Say good-bye to snapshots, Reduxio is telling data storage administrators today with the launch of its first hybrid flash array, the HX 550.
The San Bruno, Calif.-based storage systems startup claims that its dual-controller, 2U storage systems can streamline data and application recovery tasks by doing away with snapshots. As the term suggests, snapshots are point-in-time backup copies of data, allowing organizations to roll back their application servers to a previous state if problems arise.
Reduxio was founded in 2012. Last year, on Oct. 6, the company announced it had raised $15 million in a Series B round funding lead by hard drive maker Seagate. “Reduxio has built an architecture that can truly leverage the capabilities of hard disk drives, solid state storage, and future non-volatile technologies together in a single system,” said Rocky Pimentel, president of Global Markets and Customers at Seagate, in a statement at the time.
Reduxio’s new HX 550 array provides 38.4 terabytes (TB) of raw capacity or over 120 TB of effective capacity when the company’s Nodup data reduction features are factored in. Part of the system’s underlying TimeOS storage software foundation, Nodup technology supports always-on deduplication and compression.
The system is outfitted with eight 800 gigabyte (GB) eMLC SSDs, sixteen 2 TB SAS hard disk drives (HDDs) spinning at 7,200 RPM and 256 GB of cache courtesy of DDR3 SDRAM, enabling brisk data access and movement via Tier-X technology. The automatic block-level tiering software stores data first on flash and then transfers cold data to HDDs.
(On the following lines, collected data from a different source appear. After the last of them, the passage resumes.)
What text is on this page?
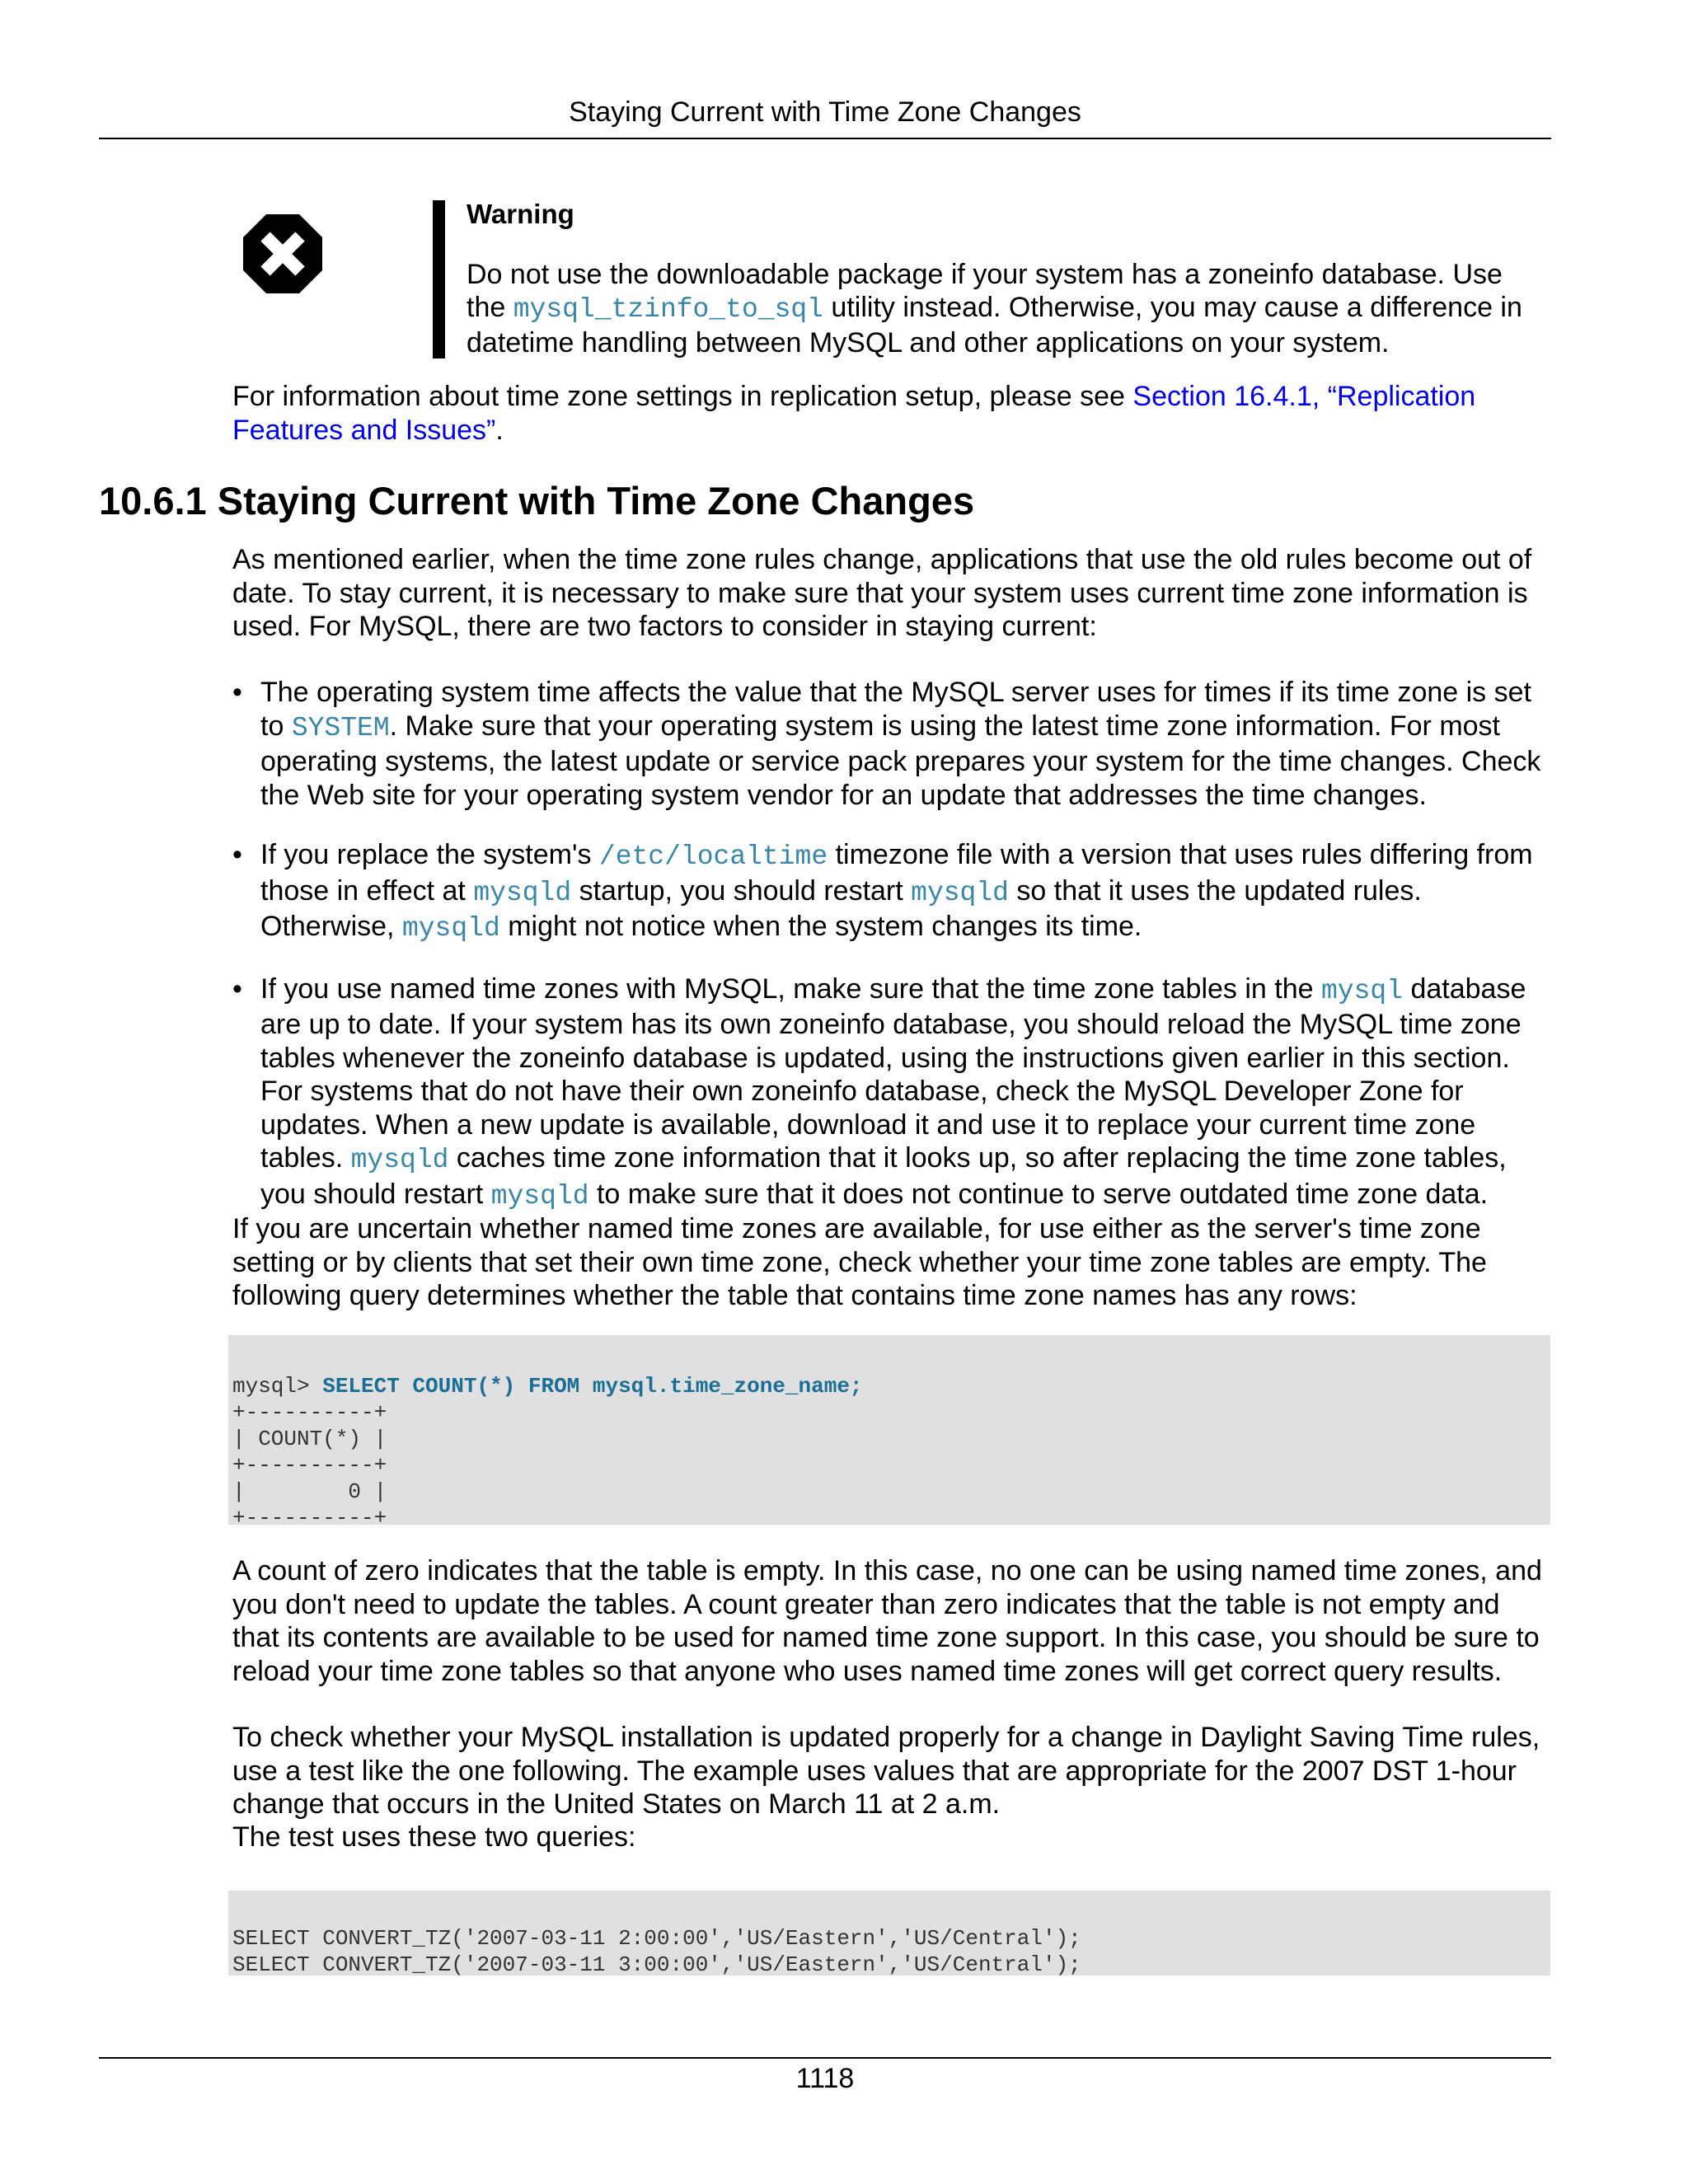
Staying Current with Time Zone Changes
Warning

Do not use the downloadable package if your system has a zoneinfo database. Use the mysql_tzinfo_to_sql utility instead. Otherwise, you may cause a difference in datetime handling between MySQL and other applications on your system.

For information about time zone settings in replication setup, please see Section 16.4.1, “Replication Features and Issues”.

10.6.1 Staying Current with Time Zone Changes

As mentioned earlier, when the time zone rules change, applications that use the old rules become out of date. To stay current, it is necessary to make sure that your system uses current time zone information is used. For MySQL, there are two factors to consider in staying current:

• The operating system time affects the value that the MySQL server uses for times if its time zone is set to SYSTEM. Make sure that your operating system is using the latest time zone information. For most operating systems, the latest update or service pack prepares your system for the time changes. Check the Web site for your operating system vendor for an update that addresses the time changes.
• If you replace the system's /etc/localtime timezone file with a version that uses rules differing from those in effect at mysqld startup, you should restart mysqld so that it uses the updated rules. Otherwise, mysqld might not notice when the system changes its time.
• If you use named time zones with MySQL, make sure that the time zone tables in the mysql database are up to date. If your system has its own zoneinfo database, you should reload the MySQL time zone tables whenever the zoneinfo database is updated, using the instructions given earlier in this section. For systems that do not have their own zoneinfo database, check the MySQL Developer Zone for updates. When a new update is available, download it and use it to replace your current time zone tables. mysqld caches time zone information that it looks up, so after replacing the time zone tables, you should restart mysqld to make sure that it does not continue to serve outdated time zone data.

If you are uncertain whether named time zones are available, for use either as the server's time zone setting or by clients that set their own time zone, check whether your time zone tables are empty. The following query determines whether the table that contains time zone names has any rows:

mysql> SELECT COUNT(*) FROM mysql.time_zone_name;
+----------+
| COUNT(*) |
+----------+
|        0 |
+----------+

A count of zero indicates that the table is empty. In this case, no one can be using named time zones, and you don't need to update the tables. A count greater than zero indicates that the table is not empty and that its contents are available to be used for named time zone support. In this case, you should be sure to reload your time zone tables so that anyone who uses named time zones will get correct query results.

To check whether your MySQL installation is updated properly for a change in Daylight Saving Time rules, use a test like the one following. The example uses values that are appropriate for the 2007 DST 1-hour change that occurs in the United States on March 11 at 2 a.m.

The test uses these two queries:

SELECT CONVERT_TZ('2007-03-11 2:00:00','US/Eastern','US/Central');
SELECT CONVERT_TZ('2007-03-11 3:00:00','US/Eastern','US/Central');
1118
But the company’s claim to fame is BackDating, a result of the company’s work on metadata representation for flash and other high-speed storage technologies. BackDating essentially makes obsolete a core component of modern enterprise backup and application recovery strategies: the snapshot.
In a company blog post by Nir Peleg, founder and CTO of Reduxio, he described BackDating as “a reliable and foolproof way to reduce customers’ recovery time by being able to get back to any point-in-time in the past. A customer can recover any volume in one-second increments with no impact to performance.”
Gone is much of the work associated with maintaining backups, freeing up IT personnel for other tasks.
“BackDating eliminates the management and scheduling complexity associated with traditional snapshots,” claimed Peleg. “Our flash hybrid storage systems with BackDating, supports in-line in-memory dedupe and compression, and a fine-grained, highly reactive data tiering engine that continuously and autonomously moves data between multiple tiers such that application data is always optimally placed.”
ESG analyst Scott Sinclair said in prepared remarks that the technology “helps raise the bar for application recovery in terms of granularity and ease of management.” Given its always-on and automated attributes, BackDating “will simplify user processes and workflows,” he added.